The person responsible for the Senate's approach to reforming Florida's no-fault auto insurance law is Sen. Joe Negron, R-Stuart.
Not if you ask Gov. Rick Scott, who's made fixing PIP his top priority this last week of session.
“Sen. (Garrett) Richter, from southwest Florida, he is the lead in the Senate," Scott said on the Ft. Myers-based "Daybreak with Drew Steele" show on Tuesday. "He’s doing the right things to get that done.”
Did Scott flub (or snub?) the sponsor of his priority legislation?

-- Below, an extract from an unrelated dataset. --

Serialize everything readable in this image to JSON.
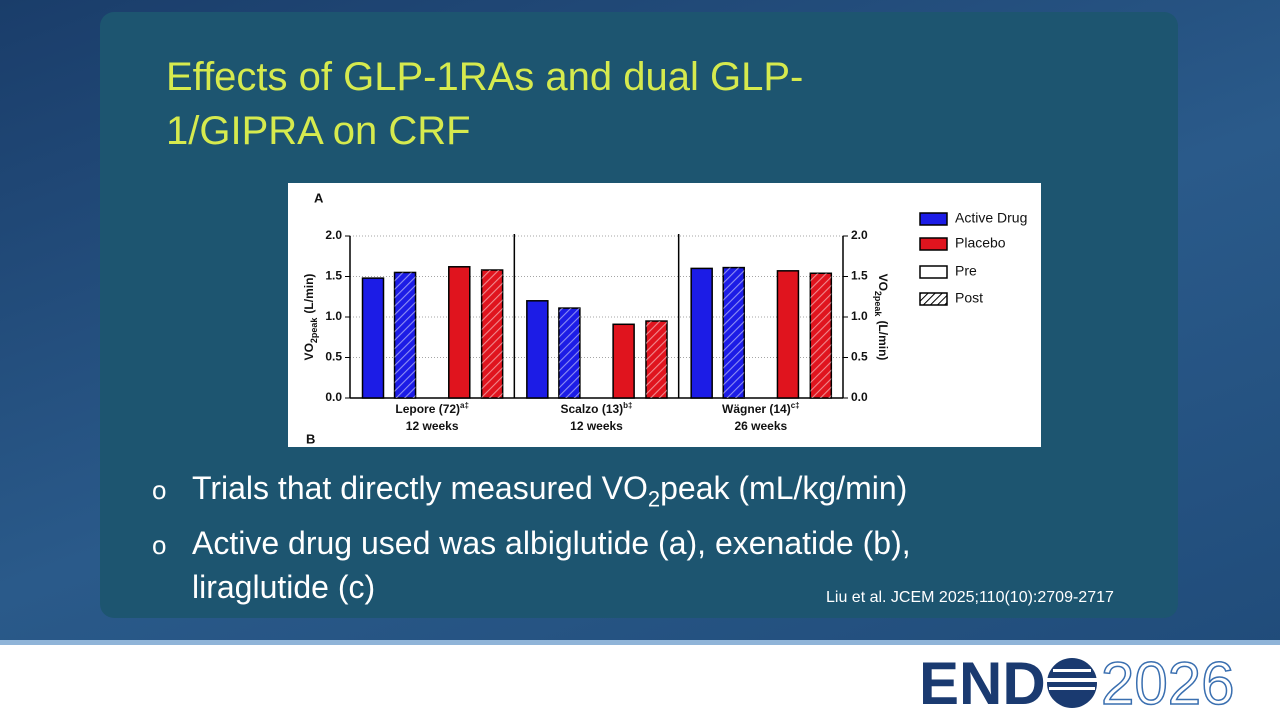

The Senate is expected to vote on SB 1860, its stab at PIP reform, today. But Scott prefers the insurer and business-group favored House version, HB 119, which is miles apart from the Senate's approach.
So does Richter.
Richter, R-Naples, said he and Scott agree on how to reform PIP, and he's talked with Scott or his aides roughly a half-dozen times to talk about the issue.

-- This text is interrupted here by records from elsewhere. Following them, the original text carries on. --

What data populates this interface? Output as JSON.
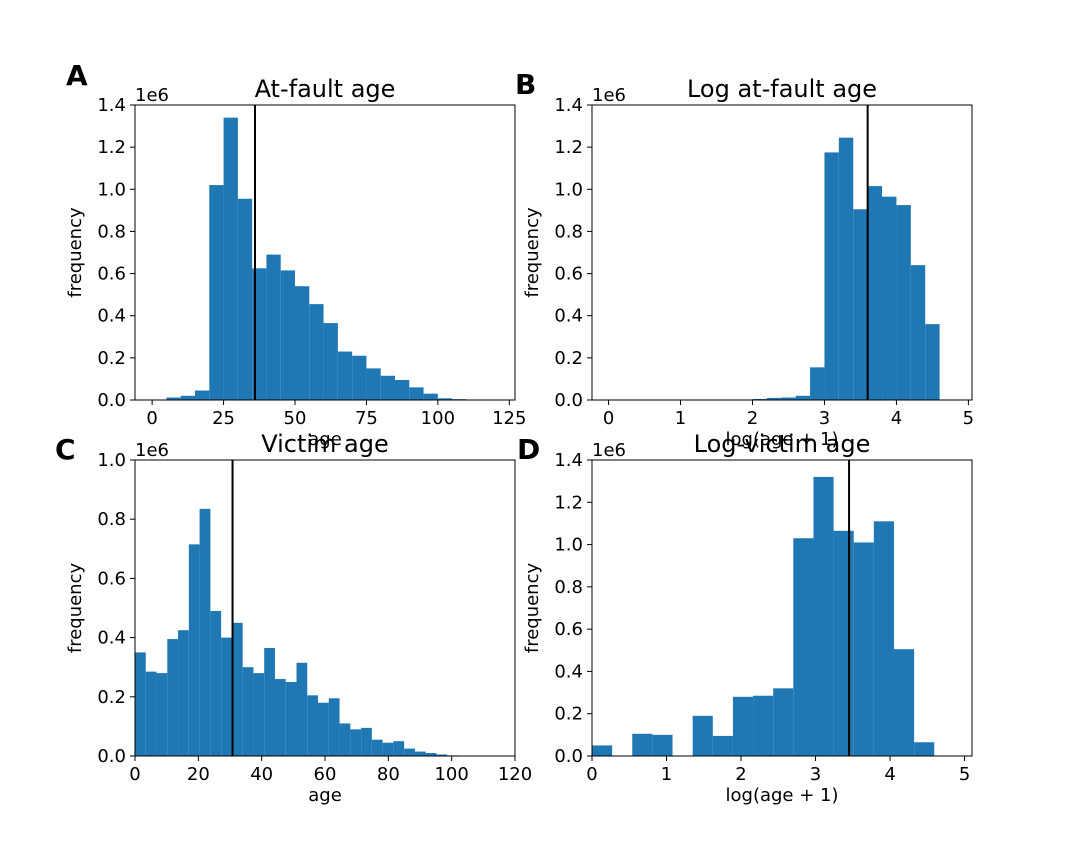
{
  "chart_data": [
    {
      "panel": "A",
      "type": "bar",
      "title": "At-fault age",
      "xlabel": "age",
      "ylabel": "frequency",
      "y_offset_text": "1e6",
      "xlim": [
        -6,
        127
      ],
      "ylim": [
        0,
        1400000
      ],
      "xticks": [
        0,
        25,
        50,
        75,
        100,
        125
      ],
      "yticks": [
        0,
        200000,
        400000,
        600000,
        800000,
        1000000,
        1200000,
        1400000
      ],
      "ytick_labels": [
        "0.0",
        "0.2",
        "0.4",
        "0.6",
        "0.8",
        "1.0",
        "1.2",
        "1.4"
      ],
      "bin_edges": [
        0,
        5,
        10,
        15,
        20,
        25,
        30,
        35,
        40,
        45,
        50,
        55,
        60,
        65,
        70,
        75,
        80,
        85,
        90,
        95,
        100,
        105,
        110,
        115,
        120
      ],
      "values": [
        2000,
        12000,
        20000,
        45000,
        1020000,
        1340000,
        955000,
        625000,
        690000,
        615000,
        540000,
        455000,
        365000,
        230000,
        210000,
        150000,
        115000,
        95000,
        60000,
        30000,
        8000,
        4000,
        2000,
        1000
      ],
      "mean_line": 36,
      "color": "#1f77b4"
    },
    {
      "panel": "B",
      "type": "bar",
      "title": "Log at-fault age",
      "xlabel": "log(age + 1)",
      "ylabel": "frequency",
      "y_offset_text": "1e6",
      "xlim": [
        -0.23,
        5.05
      ],
      "ylim": [
        0,
        1400000
      ],
      "xticks": [
        0,
        1,
        2,
        3,
        4,
        5
      ],
      "yticks": [
        0,
        200000,
        400000,
        600000,
        800000,
        1000000,
        1200000,
        1400000
      ],
      "ytick_labels": [
        "0.0",
        "0.2",
        "0.4",
        "0.6",
        "0.8",
        "1.0",
        "1.2",
        "1.4"
      ],
      "bin_edges": [
        0,
        0.2,
        0.4,
        0.6,
        0.8,
        1.0,
        1.2,
        1.4,
        1.6,
        1.8,
        2.0,
        2.2,
        2.4,
        2.6,
        2.8,
        3.0,
        3.2,
        3.4,
        3.6,
        3.8,
        4.0,
        4.2,
        4.4,
        4.6
      ],
      "values": [
        0,
        0,
        0,
        0,
        0,
        0,
        0,
        0,
        0,
        0,
        5000,
        10000,
        12000,
        20000,
        155000,
        1175000,
        1245000,
        905000,
        1015000,
        965000,
        925000,
        640000,
        360000
      ],
      "mean_line": 3.6,
      "color": "#1f77b4"
    },
    {
      "panel": "C",
      "type": "bar",
      "title": "Victim age",
      "xlabel": "age",
      "ylabel": "frequency",
      "y_offset_text": "1e6",
      "xlim": [
        0,
        120
      ],
      "ylim": [
        0,
        1000000
      ],
      "xticks": [
        0,
        20,
        40,
        60,
        80,
        100,
        120
      ],
      "yticks": [
        0,
        200000,
        400000,
        600000,
        800000,
        1000000
      ],
      "ytick_labels": [
        "0.0",
        "0.2",
        "0.4",
        "0.6",
        "0.8",
        "1.0"
      ],
      "bin_edges": [
        0,
        3.4,
        6.8,
        10.2,
        13.6,
        17,
        20.4,
        23.8,
        27.2,
        30.6,
        34,
        37.4,
        40.8,
        44.2,
        47.6,
        51,
        54.4,
        57.8,
        61.2,
        64.6,
        68,
        71.4,
        74.8,
        78.2,
        81.6,
        85,
        88.4,
        91.8,
        95.2,
        98.6,
        102,
        105.4,
        108.8,
        112.2,
        115.6,
        119
      ],
      "values": [
        350000,
        285000,
        280000,
        395000,
        425000,
        715000,
        835000,
        490000,
        400000,
        450000,
        300000,
        280000,
        365000,
        260000,
        250000,
        315000,
        205000,
        180000,
        195000,
        110000,
        90000,
        95000,
        55000,
        45000,
        50000,
        25000,
        15000,
        10000,
        5000,
        2000,
        1000,
        500,
        500,
        500,
        500
      ],
      "mean_line": 30.8,
      "color": "#1f77b4"
    },
    {
      "panel": "D",
      "type": "bar",
      "title": "Log-victim age",
      "xlabel": "log(age + 1)",
      "ylabel": "frequency",
      "y_offset_text": "1e6",
      "xlim": [
        0,
        5.1
      ],
      "ylim": [
        0,
        1400000
      ],
      "xticks": [
        0,
        1,
        2,
        3,
        4,
        5
      ],
      "yticks": [
        0,
        200000,
        400000,
        600000,
        800000,
        1000000,
        1200000,
        1400000
      ],
      "ytick_labels": [
        "0.0",
        "0.2",
        "0.4",
        "0.6",
        "0.8",
        "1.0",
        "1.2",
        "1.4"
      ],
      "bin_edges": [
        0,
        0.2702,
        0.5404,
        0.8106,
        1.0808,
        1.351,
        1.6212,
        1.8914,
        2.1616,
        2.4318,
        2.702,
        2.9722,
        3.2424,
        3.5126,
        3.7828,
        4.053,
        4.3232,
        4.5934
      ],
      "values": [
        50000,
        0,
        105000,
        100000,
        0,
        190000,
        95000,
        280000,
        285000,
        320000,
        1030000,
        1320000,
        1065000,
        1010000,
        1110000,
        505000,
        65000
      ],
      "mean_line": 3.45,
      "color": "#1f77b4"
    }
  ],
  "panel_labels": [
    "A",
    "B",
    "C",
    "D"
  ]
}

“Sen. Negron has been the point person on the bill, but I expressed early on to the governor my support for his position,” Richter said.
Richter has proposed several amendments to SB 1860, many aimed at limiting attorney’s fees. Negron, an attorney, has pushed for tightening licensing of medical clinics, creating a statewide anti-fraud task force and removing massage therapy and accupuncture from the PIP system.
The House proposal caps lawyer fees in most cases and doesn’t allow a multiplier provision that Richter attempted to remove from SB 1860. Senators instead voted Tuesday to allow fee multipliers, setting off a major political dustup on the floor.
The Senate’s version of PIP reform isn’t as strong as what the House has done, Richter said.
“I believe that the House bill will make greater strides to addressing the fraudulent activity in PIP and the over-utilization of services,” he said.
By Times/Herald staff writers TiaMitchell and Katie Sanders.